SCENE_01
Le moment où la peur s'affirme
Ton premier enfant parle de sa journée à l'école. Tu l'écoutes, mais à moitié. L'autre moitié de toi compte les tâches restantes : linge, lunch de demain, vérifier les factures. Il demande : « Tu m'écoutes ? » Tu dis oui, tu dis « C'est intéressant », mais vous savez tous les deux que tu navigues en mode économie d'énergie. En ce moment, c'est comme ça presque tous les jours. Et soudain, la pensée : si je suis déjà aussi épuisée avec un enfant, un deuxième me brisera complètement.
SCENE_02
La règle cachée que tu appelles preuve
Cette épuisement-là, tu le traites comme un signal d'alarme définitif. Tu penses : j'ai déjà manqué de ressources aujourd'hui, ce qui signifie que je suis à ma limite réelle, structurelle.
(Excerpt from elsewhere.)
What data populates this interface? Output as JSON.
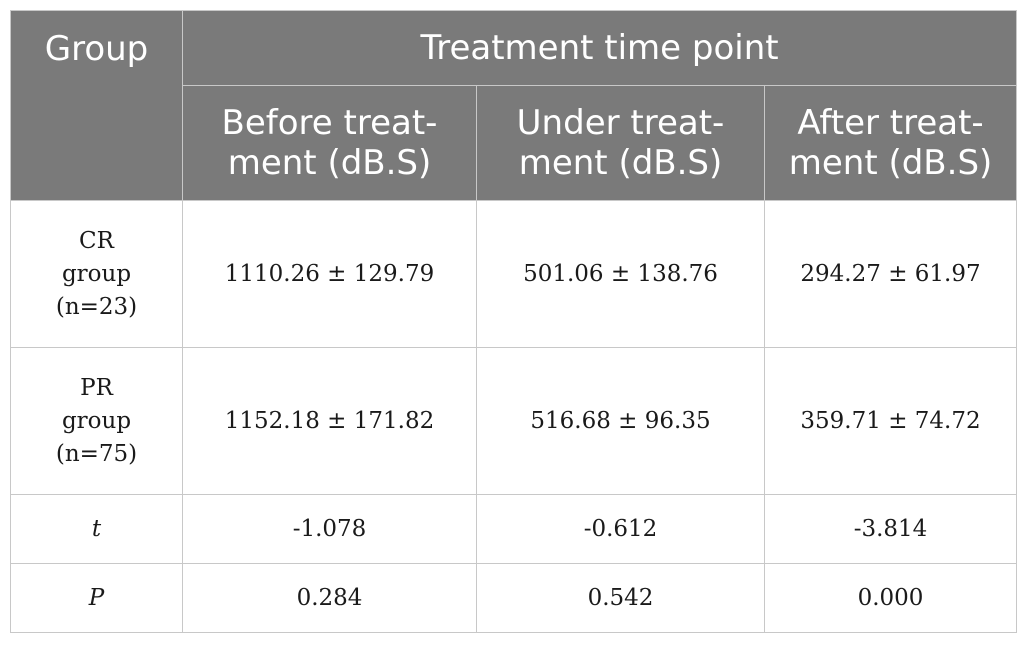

Deux enfants vont confirmer que je n'avais pas assez de soin, d'attention, ou d'amour à partager. Et pour te protéger de cette confirmation, tu commences à rationner dès maintenant — en écoutant à moitié, en acceptant moins de câlins, en mettant ton premier enfant dans une catégorie mentale de « j'économise pour le futur ». Mais ça crée quelque chose de douloureux : tu culpabilises en le faisant, ce qui alimente la peur que tu es déjà insuffisante.
SCENE_03
Ce que la fatigue réelle te cache
Être épuisée en ce moment est vrai. Manquer d'heures dans une journée est vrai. Mais manquer d'heures n'est pas la même chose que manquer de soin par enfant. Les familles de toutes tailles montrent que l'attention parentale ne fonctionne pas comme un pot de confiture à vidanger. Tu peux être fatiguée *par les horaires et les demandes du monde adulte* tout en gardant de la capacité réelle à aimer deux enfants. La peur est arrivée avant qu'elle ait une preuve. Essayer d'agir comme si tu la possédais déjà, c'est te fermer une porte basée sur un script, pas sur un verdict.